Title
#fleet
c

Clément Bouchard

10/25/2022, 9:47 AM
Hello fleet community, I did a fleet upgrade 3 weeks ago (from version 4.6.1 to 4.20.1) and am experiencing a lot of OOM since. I will attach some stderr logs in the thread. I tried to add memory, to bump to 4.22.0 and still facing the issue. Is anyone having the same behavior? Few things about config : • 30 fleet instances with 8GB RAM each, running behind LB (haproxy) • DB is MariaDB (I know it is not officially supported) • Managing ~40k servers (mostly Linux with few Windows) using osquery from 4.6 to last version • Software Inventory is disabled
9:51 AM
Stderr logs
{"component":"http","err":"write tcp ip:port->ip:port: i/o timeout","level":"info","path":"/api/v1/osquery/config","ts":"2022-10-25T09:31:14.587630969Z"}
2022/10/25 09:31:14 http: superfluous response.WriteHeader call from <http://github.com/prometheus/client_golang/prometheus/promhttp.(*responseWriterDelegator).WriteHeader|github.com/prometheus/client_golang/prometheus/promhttp.(*responseWriterDelegator).WriteHeader> (delegator.go:65)
9:54 AM
Erratum - Initial version was 4.2.3 (no issue on this one) and not 4.6.1
roberto

roberto

10/25/2022, 1:33 PM
hey there! thanks for all the details, we did coincidentally load test 4.22.0 with ~40k hosts and we didn't notice this, could you share a couple more details with us? 1. We have this guide on debugging, could you provide as many details listed there as you possibly are able to? 2. Are there any other logs around the one you posted? or it's mainly
/api/v1/osquery/config
the problem? 3. You mentioned Software inventory is disabled, however it might be enabled per team. Do you have teams set up?
c

Clément Bouchard

10/25/2022, 2:40 PM
Hello Roberto, Thank you for your reply.1. I will gather and provide you as much data as I can 2. Mostly the provided logs, with sometimes "error in query ingestion" one. I did some search regarding the log about prometheus client and it is an issue corrected in higher version of prometheus go client. Any thoughts about bumping ? 3. It is explicitly disabled in the config (pushed via fleetctl apply YAML file) and we don"t use teams. If that's help, UI is mentioning that it is disable on the software tab. Additional info, we are also running fleet on a preprod environnement with few host, and it is running without issue.
roberto

roberto

10/25/2022, 2:50 PM
Thank you! 1. sounds good, thanks again 🙂 2. interesting, I will create an issue to bump prometheus to avoid filling up the logs with that, but as far as I can tell that shouldn't be the source of your problems. Are you able to share more logs?
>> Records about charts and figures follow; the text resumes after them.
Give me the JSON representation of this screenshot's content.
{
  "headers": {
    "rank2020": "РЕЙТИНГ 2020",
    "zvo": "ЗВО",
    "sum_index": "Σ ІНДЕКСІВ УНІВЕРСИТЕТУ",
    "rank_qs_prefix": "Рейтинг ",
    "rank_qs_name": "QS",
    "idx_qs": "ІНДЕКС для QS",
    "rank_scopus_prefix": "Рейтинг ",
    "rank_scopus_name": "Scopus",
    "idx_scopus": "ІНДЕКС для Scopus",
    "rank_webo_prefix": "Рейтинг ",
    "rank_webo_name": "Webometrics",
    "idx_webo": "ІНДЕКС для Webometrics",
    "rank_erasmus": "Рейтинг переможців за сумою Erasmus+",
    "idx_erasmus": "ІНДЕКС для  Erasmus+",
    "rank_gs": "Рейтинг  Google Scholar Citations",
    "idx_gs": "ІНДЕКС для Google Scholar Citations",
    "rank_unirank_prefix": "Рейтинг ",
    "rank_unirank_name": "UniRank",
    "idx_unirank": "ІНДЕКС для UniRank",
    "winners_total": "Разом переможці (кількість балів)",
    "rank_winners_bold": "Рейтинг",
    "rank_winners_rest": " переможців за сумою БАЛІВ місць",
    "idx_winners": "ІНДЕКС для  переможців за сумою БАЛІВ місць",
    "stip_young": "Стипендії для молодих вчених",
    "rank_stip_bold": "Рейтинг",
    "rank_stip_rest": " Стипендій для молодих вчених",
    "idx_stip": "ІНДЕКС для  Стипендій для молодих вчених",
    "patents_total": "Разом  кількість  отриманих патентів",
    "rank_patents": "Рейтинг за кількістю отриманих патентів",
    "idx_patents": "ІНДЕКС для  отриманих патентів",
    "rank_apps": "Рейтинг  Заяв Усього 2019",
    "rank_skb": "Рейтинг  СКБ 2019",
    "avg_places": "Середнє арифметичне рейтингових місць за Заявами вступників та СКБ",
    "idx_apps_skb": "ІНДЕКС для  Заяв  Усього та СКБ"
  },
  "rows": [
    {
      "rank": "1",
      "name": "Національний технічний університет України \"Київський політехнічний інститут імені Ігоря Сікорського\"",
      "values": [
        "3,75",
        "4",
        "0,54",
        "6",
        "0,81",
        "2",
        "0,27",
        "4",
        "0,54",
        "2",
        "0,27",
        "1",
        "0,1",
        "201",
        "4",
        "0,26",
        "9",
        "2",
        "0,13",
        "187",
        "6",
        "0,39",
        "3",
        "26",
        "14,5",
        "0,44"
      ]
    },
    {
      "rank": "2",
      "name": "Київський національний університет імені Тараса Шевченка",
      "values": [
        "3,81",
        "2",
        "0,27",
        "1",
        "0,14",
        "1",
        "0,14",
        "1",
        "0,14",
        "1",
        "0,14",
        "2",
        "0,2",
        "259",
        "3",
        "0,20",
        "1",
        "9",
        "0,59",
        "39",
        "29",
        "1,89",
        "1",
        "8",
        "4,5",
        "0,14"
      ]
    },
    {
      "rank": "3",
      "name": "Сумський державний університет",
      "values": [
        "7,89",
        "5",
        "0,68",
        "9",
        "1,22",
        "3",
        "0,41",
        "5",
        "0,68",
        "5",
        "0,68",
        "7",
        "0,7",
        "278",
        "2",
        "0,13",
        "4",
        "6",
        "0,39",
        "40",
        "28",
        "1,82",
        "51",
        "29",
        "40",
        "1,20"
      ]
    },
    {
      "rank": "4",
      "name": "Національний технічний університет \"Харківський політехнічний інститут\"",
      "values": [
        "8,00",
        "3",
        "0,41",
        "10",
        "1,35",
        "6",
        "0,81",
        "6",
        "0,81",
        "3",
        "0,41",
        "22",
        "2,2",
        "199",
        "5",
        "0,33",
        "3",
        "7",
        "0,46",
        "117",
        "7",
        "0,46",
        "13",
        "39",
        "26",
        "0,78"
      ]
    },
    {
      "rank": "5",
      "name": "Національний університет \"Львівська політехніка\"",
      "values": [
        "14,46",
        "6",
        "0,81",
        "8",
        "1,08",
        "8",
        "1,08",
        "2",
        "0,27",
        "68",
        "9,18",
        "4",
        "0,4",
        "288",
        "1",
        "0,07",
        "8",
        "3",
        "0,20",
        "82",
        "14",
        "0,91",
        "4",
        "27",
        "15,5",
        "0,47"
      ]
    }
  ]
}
It'd be interesting to see what other stuff is happening around the errors you see. Even a couple of hours of logging should be enough 3. understood, thanks!
3:55 PM
@Clément Bouchard another question: are you using packs? or additional queries? do you happen to have a lot of packs or packs with a lot of queries?
c

Clément Bouchard

10/25/2022, 5:11 PM
4-5 packs and about 20 customs queries. I tried to remove all of it, install it on a new fresh DB, same issue.
6:32 AM
Well, I wanted to ensure that the database wasn't the issue and was about to migrate to one I manage. Prior to that, I removed the db duplica configuration, and it seems to solve the issue. See the memory graph below
6:37 AM
Weird thing is that I did enable db duplica a week ago, in order to improve perf and solve the OOM issue. Meanwhile, I did upgraded from 4.20.1 to 4.22.0.
roberto

roberto

10/26/2022, 7:09 PM
wow, interesting. Do you mind if I create an issue with this information? (possibly including the screenshot?) this is definitely something I'd like to investigate using MySQL instad of MariaDB
c

Clément Bouchard

10/27/2022, 6:53 AM
Sure, let me know if I can help you reproducing the issue.